Muchtar mengatakan, pendidikan kewarganegaraan kepada masyarakat madani sangat penting untuk pendidikan politik dan membangun sikap nasionalisme dan partisipasi politik warga dalam masalah-masalah kenegaraan. Namun, dalam kenyataannya tidak ada bukti Pemerintahan Jokowi secara nasional, terprogram, dan massif melaksanakan pendidikan kewarganegaraan baik dalam bentuk kegiatan pelatihan, kursus, diskusi publik, diskusi panel, lokakarya/workshop, seminar, FGD (Focused Group Discussion), dll. “Jokowi telah ingkar janji dalam hal pendidikan kewarganegaraan ini. Kinerja buruk,” ujasnya.

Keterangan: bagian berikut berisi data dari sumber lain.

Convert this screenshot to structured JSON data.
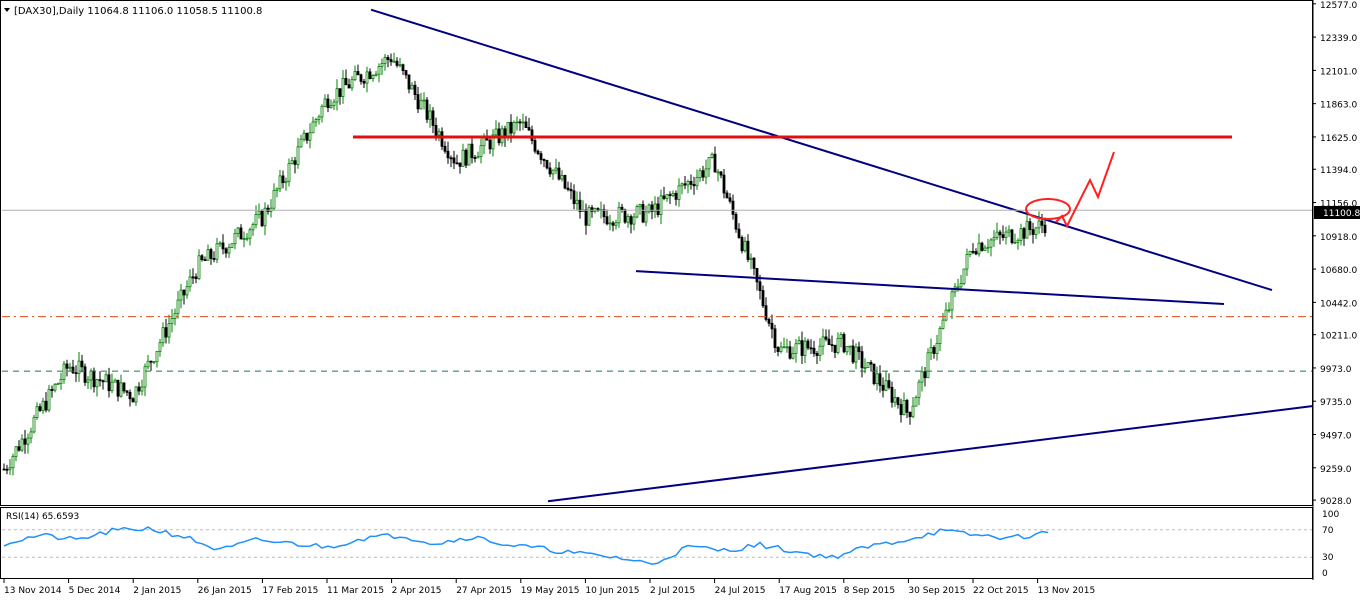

Soal evaluasi model penyeragaman dalam sistem pendidikan nasional, lanjut Muchtar, belum ada info atau data resmi pemerintah telah melaksanakan evaluasi model penyeragaman pendidikan ini, termasuk apa hasil evaluasi tsb. “Untuk sementara ini, kita boleh menilai, Jokowi tidak laksanakan janji,” kata dia.
Begitu pula dengan janji jaminan hidup yang memadai bagi gurul. “Janji ini sangat baik untuk pemerataan guru di seluruh Indonesia. Namun, belum ada data sudah berapa banyak guru di daerah terpencil memperoleh jaminan hidup yang memadai, atau jumlah gaji atau honorarium yang diterima guru. Janji ini masih gelap realisasinya,” ungkapnya.
Apalagi untuk memperbesar akses warga miskin untuk mendapatkan pendidikan tinggi, lanjut Muchtar, janji tersebut sangat baik untukmeningkatkan taraf hidup keluarga miskin, namun dalam kenyataannya, perguruan tinggi negeri (PTN) dengan penerapan manajemen keuangan berdasarkan Badan Layanan Umum (BLU) justru biaya kuliah semakin meningkat yang hanya dapat dijangkau masyarakat klas menengah atas.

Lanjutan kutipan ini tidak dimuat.